Healthy choices help you control your cholesterol.
What doubles your risk for a deadly heart attack or stroke? High cholesterol. Without any signs or symptoms, plaque could be building up in your arteries, creating deposits that reduce blood flow.
Anyone, at any age, can have high cholesterol and not know it.

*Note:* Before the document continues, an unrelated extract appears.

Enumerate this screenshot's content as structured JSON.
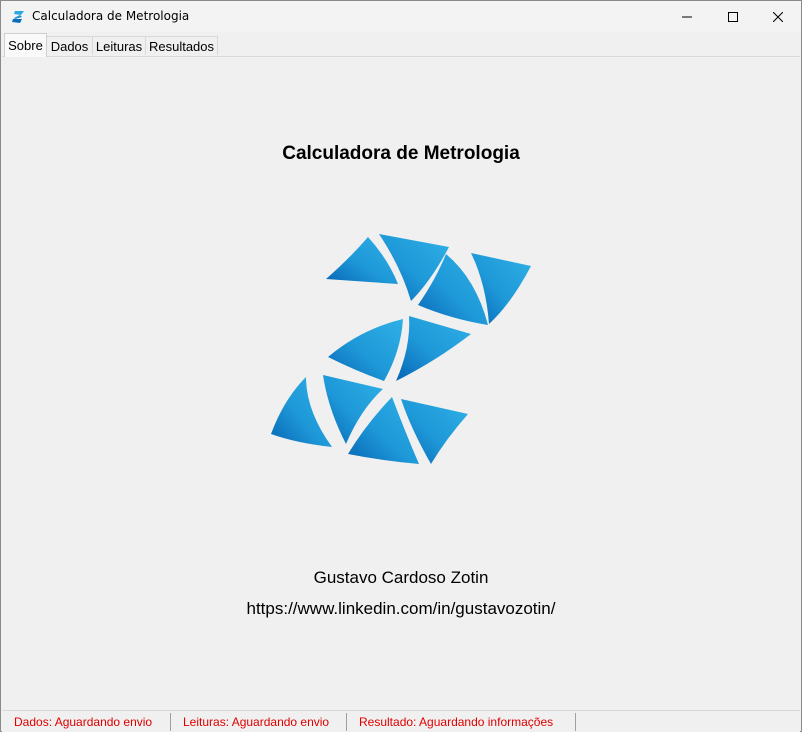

You are in danger of developing high cholesterol if you eat a high-fat diet, are overweight or obese, are inactive or smoke. People with diabetes or high blood pressure have an increased risk. And if you have a family history of high cholesterol, be sure to monitor your levels closely.
While about 28.5 million adults have high cholesterol, it’s not a death sentence. Anyone can take action to lower their cholesterol or maintain healthy cholesterol levels. Here’s how:
- Know your numbers. Total cholesterol of less than 200 mg/dL is good; 200-239 mg/dL is borderline; 240 mg/dL and above is high. Ideally, LDL “bad” cholesterol should be less than 100 mg/dL. The optimal HDL “good” cholesterol level is 60 mg/dL or higher.
- Get your cholesterol checked. Have a blood test every 4-6 years; more often, if your doctor recommends it.
- Ask your doctor about cholesterol-lowering medications. Several types of prescription drugs can effectively lower LDL “bad” cholesterol and reduce your health risks.
- Eat heart-healthy foods. Choose vegetables, beans, seafood, whole grains and nuts… and avoid solid fats, added sugars, refined grains and red meat.
- Be active. Get at least 30 minutes of brisk activity (like walking) most days of the week.
- Stop smoking. When you quit, “bad” cholesterol will go down and “good” cholesterol will go up, slowing new plaque buildup.
- Limit alcohol. If you do drink, women should limit it to one drink a day; men to two drinks.
- Lose extra weight. Losing as little as 5% of your body weight can lower your cholesterol levels. For someone weighing 175 pounds, that’s just around 8 pounds of weight loss!